Il avait fini sa phrase avec un grand sourire. Je me sentais rassurée. Quelque part, au fond de moi, avec une once de culpabilité, je me disais que j'avais bien fait de le "choisir". Est-ce que ça aurait été la même chose si j'étais tombée amoureuse d'un autre ? Sûrement que oui.

Quelque part, au fond de mon esprit, je me sens coupable de beaucoup de choses. Certaines ressortent plus que d'autres.

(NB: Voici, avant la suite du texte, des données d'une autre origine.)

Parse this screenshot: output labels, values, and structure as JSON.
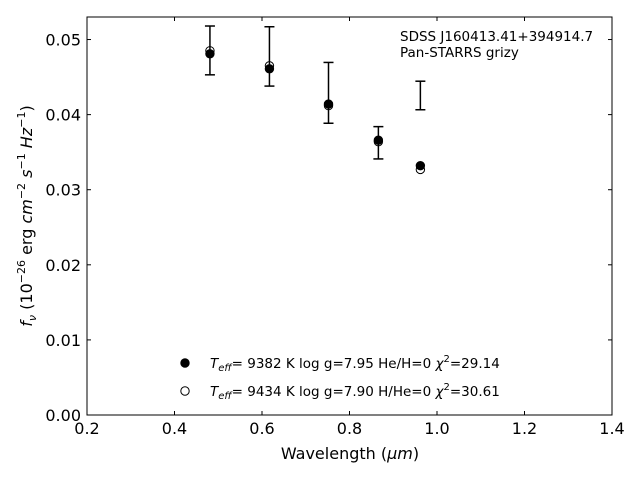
{
  "chart_data": {
    "type": "scatter",
    "xlabel_main": "Wavelength (",
    "xlabel_unit": "μm",
    "xlabel_close": ")",
    "ylabel": "f_ν (10^-26 erg cm^-2 s^-1 Hz^-1)",
    "xlim": [
      0.2,
      1.4
    ],
    "ylim": [
      0.0,
      0.053
    ],
    "xticks": [
      "0.2",
      "0.4",
      "0.6",
      "0.8",
      "1.0",
      "1.2",
      "1.4"
    ],
    "yticks": [
      "0.00",
      "0.01",
      "0.02",
      "0.03",
      "0.04",
      "0.05"
    ],
    "annotation": [
      "SDSS J160413.41+394914.7",
      "Pan-STARRS grizy"
    ],
    "observed": {
      "x": [
        0.481,
        0.617,
        0.752,
        0.866,
        0.962
      ],
      "y": [
        0.04855,
        0.04775,
        0.0429,
        0.03625,
        0.04255
      ],
      "yerr": [
        0.00325,
        0.00395,
        0.00405,
        0.00215,
        0.0019
      ]
    },
    "series": [
      {
        "marker": "filled",
        "x": [
          0.481,
          0.617,
          0.752,
          0.866,
          0.962
        ],
        "y": [
          0.0481,
          0.0461,
          0.0414,
          0.0366,
          0.0332
        ]
      },
      {
        "marker": "open",
        "x": [
          0.481,
          0.617,
          0.752,
          0.866,
          0.962
        ],
        "y": [
          0.0485,
          0.0465,
          0.0412,
          0.0364,
          0.0327
        ]
      }
    ],
    "legend": [
      {
        "marker": "filled",
        "teff_sym": "T",
        "teff_sub": "eff",
        "params": "=  9382 K  log g=7.95  He/H=0 ",
        "chi_sym": "χ",
        "chi_sup": "2",
        "chi_val": "=29.14"
      },
      {
        "marker": "open",
        "teff_sym": "T",
        "teff_sub": "eff",
        "params": "=  9434 K  log g=7.90  H/He=0 ",
        "chi_sym": "χ",
        "chi_sup": "2",
        "chi_val": "=30.61"
      }
    ],
    "legend_placement": "lower-center",
    "grid": false
  }
}
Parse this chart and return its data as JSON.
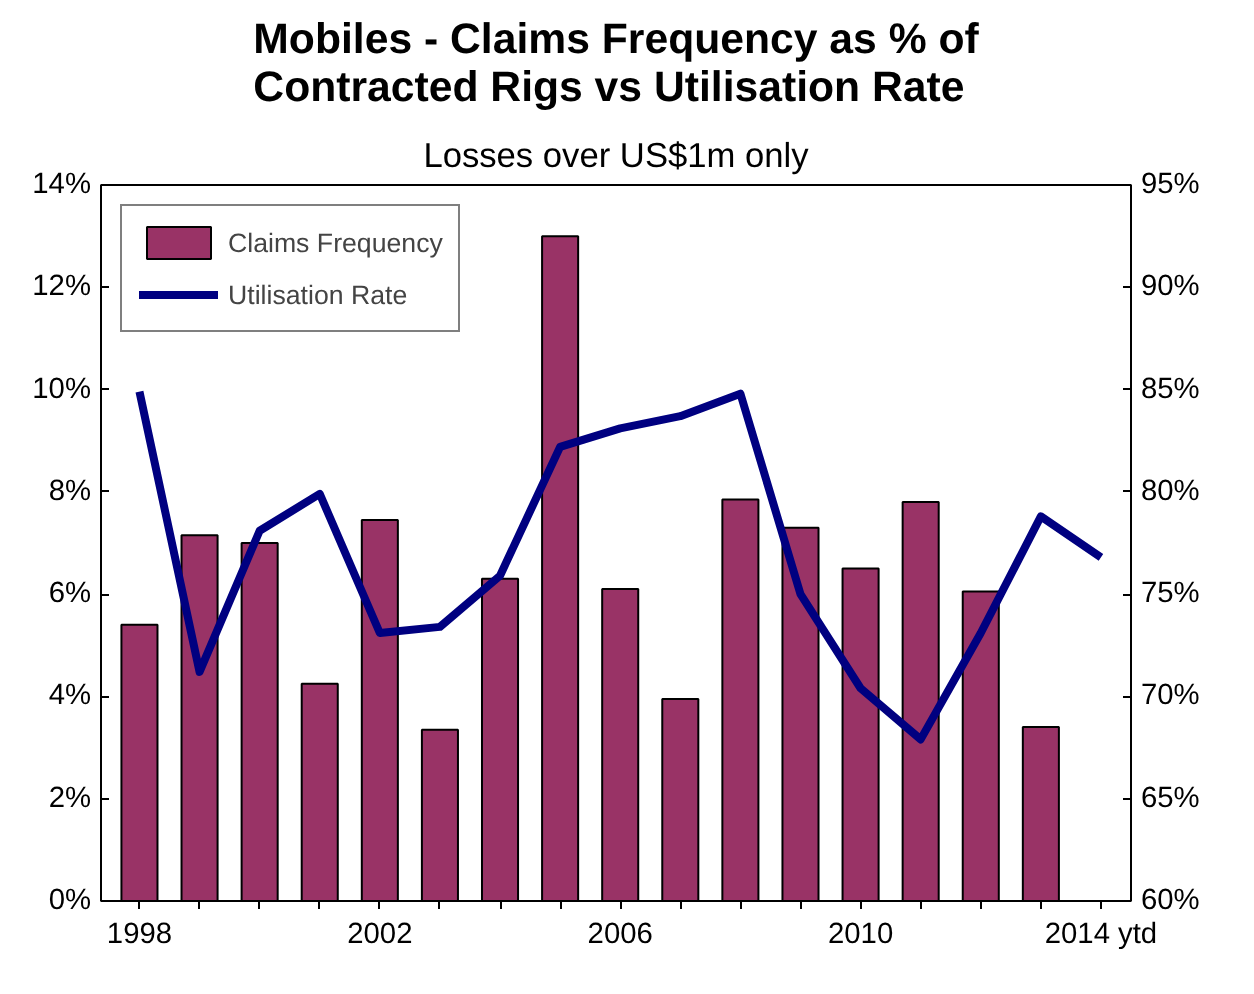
{
  "chart_data": {
    "type": "bar",
    "title": "Mobiles - Claims Frequency as % of\nContracted Rigs vs Utilisation Rate",
    "subtitle": "Losses over US$1m only",
    "categories": [
      "1998",
      null,
      null,
      null,
      "2002",
      null,
      null,
      null,
      "2006",
      null,
      null,
      null,
      "2010",
      null,
      null,
      null,
      "2014 ytd"
    ],
    "series": [
      {
        "name": "Claims Frequency",
        "color": "#993366",
        "values": [
          5.4,
          7.15,
          7.0,
          4.25,
          7.45,
          3.35,
          6.3,
          13.0,
          6.1,
          3.95,
          7.85,
          7.3,
          6.5,
          7.8,
          6.05,
          3.4,
          null
        ]
      },
      {
        "name": "Utilisation Rate",
        "type": "line",
        "axis": "y2",
        "color": "#000080",
        "values": [
          84.9,
          71.2,
          78.1,
          79.9,
          73.1,
          73.4,
          75.9,
          82.2,
          83.1,
          83.7,
          84.8,
          75.0,
          70.4,
          67.9,
          73.1,
          78.8,
          76.8
        ]
      }
    ],
    "ylim": [
      0,
      14
    ],
    "yticks": [
      {
        "value": 0,
        "label": "0%"
      },
      {
        "value": 2,
        "label": "2%"
      },
      {
        "value": 4,
        "label": "4%"
      },
      {
        "value": 6,
        "label": "6%"
      },
      {
        "value": 8,
        "label": "8%"
      },
      {
        "value": 10,
        "label": "10%"
      },
      {
        "value": 12,
        "label": "12%"
      },
      {
        "value": 14,
        "label": "14%"
      }
    ],
    "y2lim": [
      60,
      95
    ],
    "y2ticks": [
      {
        "value": 60,
        "label": "60%"
      },
      {
        "value": 65,
        "label": "65%"
      },
      {
        "value": 70,
        "label": "70%"
      },
      {
        "value": 75,
        "label": "75%"
      },
      {
        "value": 80,
        "label": "80%"
      },
      {
        "value": 85,
        "label": "85%"
      },
      {
        "value": 90,
        "label": "90%"
      },
      {
        "value": 95,
        "label": "95%"
      }
    ],
    "legend": "top left",
    "grid": false
  }
}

Mais quand je vois son grand sourire, quand je m'endors entre ses douces ailes dorées, quand je m'enivre de son parfum, il me semble que tous mes crimes, tous mes défauts disparaissent. Ou tout du moins s'amenuisent.

Car sous ma couverture d'ange, je suis la pire des criminelles.

Si les gens savaient... ils m'aimeraient beaucoup moins.

Non, j'abuse. Ce n'est pas une couverture d'ange que j'ai. Juste celle d'une personne gentille. Et ça, c'est déjà trop loin de la réalité, quelque part.

Je dois aider les gens, pour expier ce que j'ai fait. Je le ferais même après ma mort, si il le faut.

Soudain, une pensée me traverse l'esprit.

Je fais exactement comme Atlantide. L'histoire est-elle condamnée à se répéter éternellement ? Rien qu'à cette pensée, je me sens mal. Je dirais même pire. Je me sens inutile. Je me sens rien. Je suis juste un autre corps obligée de vivre les mêmes choses que le corps d'avant. Je suis une marionnette du destin. Et ça me fait peur. Ça me fait horriblement peur.

Mais je me retourne. Kaz continue de me sourire. Alors je me sens mieux. Je pense qu'il voit que je ne vais pas bien. Et c'est peut-être horrible à dire, mais quelque part, je ne vais jamais bien.

Depuis ce jour-là, je ne vais jamais bien. Si seulement j'avais plus confiance en moi, et que ce n'était pas les autres qui me la donnaient.

- Kaz...

- Oui, mon cœur ?

- Nous ne sommes pas mariés, si je ne m'abuse ?

- Oui...

- Est-ce que tu penses à ce que je pense ?

- Oui !

Pense à autre chose. Ne te concentre que sur le futur et sur ta petite dose de bonheur.

Mais je sais que cette nuit, comme toutes les nuits, je ne dormirais pas.